Are integers in Python passed by value or reference?

Question

I wrote the following code to check if integers are passed by value or reference.

foo = 1

def f(bar):
    print id(foo) == id(bar)
    bar += 1
    print foo, bar

f(foo)

The output I get is

True
1, 2

From the Python documentation, id(object) returns the identity of an object. In the CPython implementation, this is the address of the object in memory. Since the first statement in the function body returns True, it means foo has been passed by reference, but why does the last statement print 1, 2 instead of 2, 2?

Answer 1

In Python, like in many modern OO languages

foo = 1

actually creates an object with the value 1 and assigns a reference to the alias foo. The internal type of foo is PyIntObject. This means Python isn't using the CPU / hardware int type, it always uses objects to handle numbers internally. The correct term is "plain integer", btw.

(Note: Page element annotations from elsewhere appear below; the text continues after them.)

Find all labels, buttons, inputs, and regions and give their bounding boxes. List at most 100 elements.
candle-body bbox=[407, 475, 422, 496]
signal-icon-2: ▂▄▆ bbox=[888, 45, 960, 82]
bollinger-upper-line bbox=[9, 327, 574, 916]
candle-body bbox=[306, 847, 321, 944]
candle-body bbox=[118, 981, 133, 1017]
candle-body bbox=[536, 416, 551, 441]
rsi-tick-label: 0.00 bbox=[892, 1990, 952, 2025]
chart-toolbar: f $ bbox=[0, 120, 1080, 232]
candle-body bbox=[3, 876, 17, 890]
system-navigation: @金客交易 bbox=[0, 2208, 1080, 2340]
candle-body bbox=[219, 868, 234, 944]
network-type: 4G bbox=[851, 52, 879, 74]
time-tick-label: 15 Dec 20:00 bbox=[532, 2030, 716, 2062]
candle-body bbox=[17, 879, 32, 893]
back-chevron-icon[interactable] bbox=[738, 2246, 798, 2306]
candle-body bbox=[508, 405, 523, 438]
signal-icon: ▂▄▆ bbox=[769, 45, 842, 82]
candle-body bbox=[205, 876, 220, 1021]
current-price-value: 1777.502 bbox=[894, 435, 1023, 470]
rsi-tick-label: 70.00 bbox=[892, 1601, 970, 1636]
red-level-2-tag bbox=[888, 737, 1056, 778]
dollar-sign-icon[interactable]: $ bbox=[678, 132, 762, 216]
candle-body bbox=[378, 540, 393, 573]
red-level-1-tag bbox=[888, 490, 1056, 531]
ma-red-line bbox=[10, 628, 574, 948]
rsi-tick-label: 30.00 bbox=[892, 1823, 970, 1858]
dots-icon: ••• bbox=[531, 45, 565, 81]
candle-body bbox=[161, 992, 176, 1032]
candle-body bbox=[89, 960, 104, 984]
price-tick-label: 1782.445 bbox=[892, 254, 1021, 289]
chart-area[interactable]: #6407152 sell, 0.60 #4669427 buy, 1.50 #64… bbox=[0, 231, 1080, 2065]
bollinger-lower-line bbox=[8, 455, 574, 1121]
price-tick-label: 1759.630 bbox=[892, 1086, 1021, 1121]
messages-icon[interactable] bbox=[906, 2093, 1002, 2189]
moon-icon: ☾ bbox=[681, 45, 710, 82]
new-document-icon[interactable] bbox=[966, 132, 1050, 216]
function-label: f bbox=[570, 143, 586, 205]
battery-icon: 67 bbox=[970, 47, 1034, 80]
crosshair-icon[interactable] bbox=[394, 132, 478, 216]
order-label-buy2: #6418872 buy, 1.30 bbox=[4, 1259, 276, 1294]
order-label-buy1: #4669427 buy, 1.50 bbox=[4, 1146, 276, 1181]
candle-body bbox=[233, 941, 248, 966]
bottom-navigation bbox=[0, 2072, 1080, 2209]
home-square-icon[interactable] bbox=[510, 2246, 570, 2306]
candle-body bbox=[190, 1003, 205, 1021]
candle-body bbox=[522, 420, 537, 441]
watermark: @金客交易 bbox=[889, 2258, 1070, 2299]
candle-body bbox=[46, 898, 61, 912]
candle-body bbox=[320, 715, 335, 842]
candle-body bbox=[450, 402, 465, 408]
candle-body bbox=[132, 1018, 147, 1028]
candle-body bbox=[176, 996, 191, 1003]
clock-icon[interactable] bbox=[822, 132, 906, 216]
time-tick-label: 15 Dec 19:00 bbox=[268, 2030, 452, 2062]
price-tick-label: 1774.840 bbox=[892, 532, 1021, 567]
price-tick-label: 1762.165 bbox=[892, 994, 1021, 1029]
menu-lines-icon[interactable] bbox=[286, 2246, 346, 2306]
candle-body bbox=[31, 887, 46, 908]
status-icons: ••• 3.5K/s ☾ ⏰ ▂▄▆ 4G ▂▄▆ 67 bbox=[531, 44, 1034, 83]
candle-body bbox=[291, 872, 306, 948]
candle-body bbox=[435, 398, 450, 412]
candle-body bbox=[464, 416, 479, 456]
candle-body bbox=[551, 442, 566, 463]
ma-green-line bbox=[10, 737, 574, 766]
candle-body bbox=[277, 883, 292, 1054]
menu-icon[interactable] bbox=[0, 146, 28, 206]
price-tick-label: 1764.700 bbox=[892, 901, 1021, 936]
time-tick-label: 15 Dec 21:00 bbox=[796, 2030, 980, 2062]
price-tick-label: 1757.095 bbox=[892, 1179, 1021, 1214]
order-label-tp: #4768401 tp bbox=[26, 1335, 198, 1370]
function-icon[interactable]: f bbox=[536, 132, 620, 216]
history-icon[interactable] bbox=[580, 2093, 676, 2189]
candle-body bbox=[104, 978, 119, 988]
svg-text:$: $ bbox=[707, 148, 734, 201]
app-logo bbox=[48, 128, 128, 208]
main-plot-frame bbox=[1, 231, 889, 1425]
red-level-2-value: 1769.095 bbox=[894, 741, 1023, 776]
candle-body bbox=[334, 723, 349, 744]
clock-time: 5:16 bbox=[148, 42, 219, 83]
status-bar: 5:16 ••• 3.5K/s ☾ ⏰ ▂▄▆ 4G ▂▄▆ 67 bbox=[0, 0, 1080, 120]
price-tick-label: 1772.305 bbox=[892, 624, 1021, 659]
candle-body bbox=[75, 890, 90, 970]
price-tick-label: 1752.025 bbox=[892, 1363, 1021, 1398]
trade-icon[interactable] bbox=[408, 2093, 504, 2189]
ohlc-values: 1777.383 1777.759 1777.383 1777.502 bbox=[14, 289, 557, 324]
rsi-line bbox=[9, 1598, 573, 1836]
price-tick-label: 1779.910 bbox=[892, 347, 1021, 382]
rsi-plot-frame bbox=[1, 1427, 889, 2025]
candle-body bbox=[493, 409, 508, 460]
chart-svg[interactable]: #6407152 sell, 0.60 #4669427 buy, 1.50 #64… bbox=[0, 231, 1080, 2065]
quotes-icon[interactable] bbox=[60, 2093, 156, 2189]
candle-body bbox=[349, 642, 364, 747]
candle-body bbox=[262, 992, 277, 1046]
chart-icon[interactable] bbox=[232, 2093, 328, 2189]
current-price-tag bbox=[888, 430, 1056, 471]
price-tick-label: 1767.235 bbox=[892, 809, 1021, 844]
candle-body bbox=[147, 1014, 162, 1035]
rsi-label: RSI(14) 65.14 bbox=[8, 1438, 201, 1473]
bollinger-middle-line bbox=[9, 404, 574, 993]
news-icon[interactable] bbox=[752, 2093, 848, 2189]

But creating objects is very expensive. That's why Python keeps an internal cache for a few numbers. Which means:

foo = 1
bar = 1
assert id(foo) == id(bar)

This isn't guaranteed, it's just a side effect of the implementation.

Number types in Python are also immutable. So even though bar in your example is an alias for the cached int number, changing bar doesn't modify the internal value. Instead, bar is pointed to another instance which is why the id changes.

Because of the aforementioned optimization, this works as well:

foo = 1
bar = 1
assert id(foo) == id(bar)

bar += 1
assert id(foo) != id(bar)

bar -= 1
assert id(foo) == id(bar)